Crotchety, Brat, Curmudeon
A friend recently asked me to explain the roots of
the word crotchety. I am not sure
why she wants to know the history of the word.
I hope it is not so that she can use it with more vigor as a descriptor
of her husband or her boss. Perhaps she,
herself, feels crotchety.
The word crotchet means “forked or hooked or
bent or curved,” and it comes from the same root as crook, the hooked
staff of a shepherd. Those of us who
remember grandmothers or aunts who crocheted (pronounced cro-shayed)
know what the crochet hook (a redundancy) looks like. We can also understand that the robber we
call a crook is someone with a bent moral sense. And if we call our husband or wife or boss
crotchety, what we are really saying is that he or she has a personality full
of little hooks and forks.
I know we usually think of crotchety as an
adjective with negative connotations.
But think for a moment how boring life would be if people were not
crotchety, if they were all as smooth and translucent as eggs. So complain, if you like, that your husband
demands sweet pickles on his peanut butter sandwich or your wife insists that
it is a sin to let a dirty dish sit in the sink overnight, but be just a little
thankful for the hooks and curves in our personalities that make us
interesting.
Another C word of similar meaning is curmudgeon. I have always liked the oxymoron
"lovable curmudgeon" but upon closer examination of the word have
come to wonder if such a thing as a lovable curmudgeon is possible. The dictionary defines curmudgeon as
“a surly, ill-mannered, bad-tempered person.”
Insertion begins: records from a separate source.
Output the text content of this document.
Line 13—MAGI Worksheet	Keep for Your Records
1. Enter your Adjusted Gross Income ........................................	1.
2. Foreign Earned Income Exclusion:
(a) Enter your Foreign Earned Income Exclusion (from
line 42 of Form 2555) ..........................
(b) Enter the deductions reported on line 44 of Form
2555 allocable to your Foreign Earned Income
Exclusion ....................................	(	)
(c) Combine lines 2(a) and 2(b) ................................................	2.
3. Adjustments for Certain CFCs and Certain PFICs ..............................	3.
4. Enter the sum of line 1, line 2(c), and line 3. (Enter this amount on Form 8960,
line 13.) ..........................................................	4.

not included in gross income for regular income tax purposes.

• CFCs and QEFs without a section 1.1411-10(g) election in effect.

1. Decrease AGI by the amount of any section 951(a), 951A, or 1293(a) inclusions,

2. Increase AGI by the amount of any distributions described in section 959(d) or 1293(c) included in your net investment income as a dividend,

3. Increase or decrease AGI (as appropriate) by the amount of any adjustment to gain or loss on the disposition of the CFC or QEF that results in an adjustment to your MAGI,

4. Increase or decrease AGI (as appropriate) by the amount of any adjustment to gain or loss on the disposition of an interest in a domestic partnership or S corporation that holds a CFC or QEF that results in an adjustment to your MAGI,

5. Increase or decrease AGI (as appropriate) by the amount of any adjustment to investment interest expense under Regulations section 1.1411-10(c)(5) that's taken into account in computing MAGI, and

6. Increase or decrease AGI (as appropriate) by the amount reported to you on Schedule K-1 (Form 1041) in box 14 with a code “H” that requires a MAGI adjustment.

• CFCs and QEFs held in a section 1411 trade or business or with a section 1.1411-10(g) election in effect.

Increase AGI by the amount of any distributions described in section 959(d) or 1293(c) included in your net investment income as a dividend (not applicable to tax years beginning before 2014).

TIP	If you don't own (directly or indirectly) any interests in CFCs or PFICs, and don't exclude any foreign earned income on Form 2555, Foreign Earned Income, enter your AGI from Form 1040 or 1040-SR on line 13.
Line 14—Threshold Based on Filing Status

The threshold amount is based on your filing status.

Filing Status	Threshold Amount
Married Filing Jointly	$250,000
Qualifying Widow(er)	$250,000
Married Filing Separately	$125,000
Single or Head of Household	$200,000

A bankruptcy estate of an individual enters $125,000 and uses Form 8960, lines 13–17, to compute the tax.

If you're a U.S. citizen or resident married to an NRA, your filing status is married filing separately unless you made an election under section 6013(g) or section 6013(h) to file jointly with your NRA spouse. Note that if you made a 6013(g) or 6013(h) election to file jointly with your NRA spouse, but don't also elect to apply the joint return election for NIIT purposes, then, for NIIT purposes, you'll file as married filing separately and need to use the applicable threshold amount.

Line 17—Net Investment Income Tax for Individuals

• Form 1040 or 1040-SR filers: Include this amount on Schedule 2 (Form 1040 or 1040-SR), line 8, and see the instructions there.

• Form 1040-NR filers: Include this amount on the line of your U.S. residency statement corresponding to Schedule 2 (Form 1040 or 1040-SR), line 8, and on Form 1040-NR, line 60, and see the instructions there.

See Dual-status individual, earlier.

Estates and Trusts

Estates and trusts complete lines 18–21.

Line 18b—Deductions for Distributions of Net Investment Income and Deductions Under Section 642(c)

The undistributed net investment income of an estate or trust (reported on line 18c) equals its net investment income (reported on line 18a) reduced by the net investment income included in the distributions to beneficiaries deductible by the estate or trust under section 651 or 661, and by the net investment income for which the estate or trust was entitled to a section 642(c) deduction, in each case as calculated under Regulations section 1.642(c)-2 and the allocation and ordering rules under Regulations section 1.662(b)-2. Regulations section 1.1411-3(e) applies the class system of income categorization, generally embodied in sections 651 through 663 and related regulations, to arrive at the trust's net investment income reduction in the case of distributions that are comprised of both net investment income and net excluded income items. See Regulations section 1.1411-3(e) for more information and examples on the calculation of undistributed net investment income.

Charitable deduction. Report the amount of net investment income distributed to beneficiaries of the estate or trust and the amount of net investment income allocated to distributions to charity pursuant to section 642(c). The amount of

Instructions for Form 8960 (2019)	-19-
In contrast to the crotchety person, nothing is endearing about a
curmudgeon.
And little is known about the origin of the
word. Dr. Samuel Johnson in his great
but idiosyncratic dictionary of the 18th century speculated that the word came
from the word for heart (cour, from which we get cardiac and courage)
and the word merchent meaning “evil.”
But later etymologists, while praising Johnson's inventiveness,
disproved his theory.
Another theory is that curmudgeon comes from
the word corn and from a Middle English word, much-on or mich-on
meaning “to pilfer or steal,” giving us corn-stealer. But that too has been disproved. The actual origin of the word is unknown.
And now, lest it seem I have been too hard on the
crotchety, curmudgeonly older generation, let me conclude with a note on the
word brat. This word, which
originally meant a covering for the body, a cloak or mantle, was later applied
in the Old Welsh to the swaddling clothes of infants. Eventually it came to
mean “a child.”
Today we think of brats as rude, ill-mannered
children—young curmudgeons, if you wish.
But in the 16th and 17th centuries, brat was a neutral word; it
carried no more negative connotation than the word child or youth. The 16th Century poet Gascoigne
writes: "O Israel, O household of
the Lord,/O Abraham's brats, O brood of blessed seed."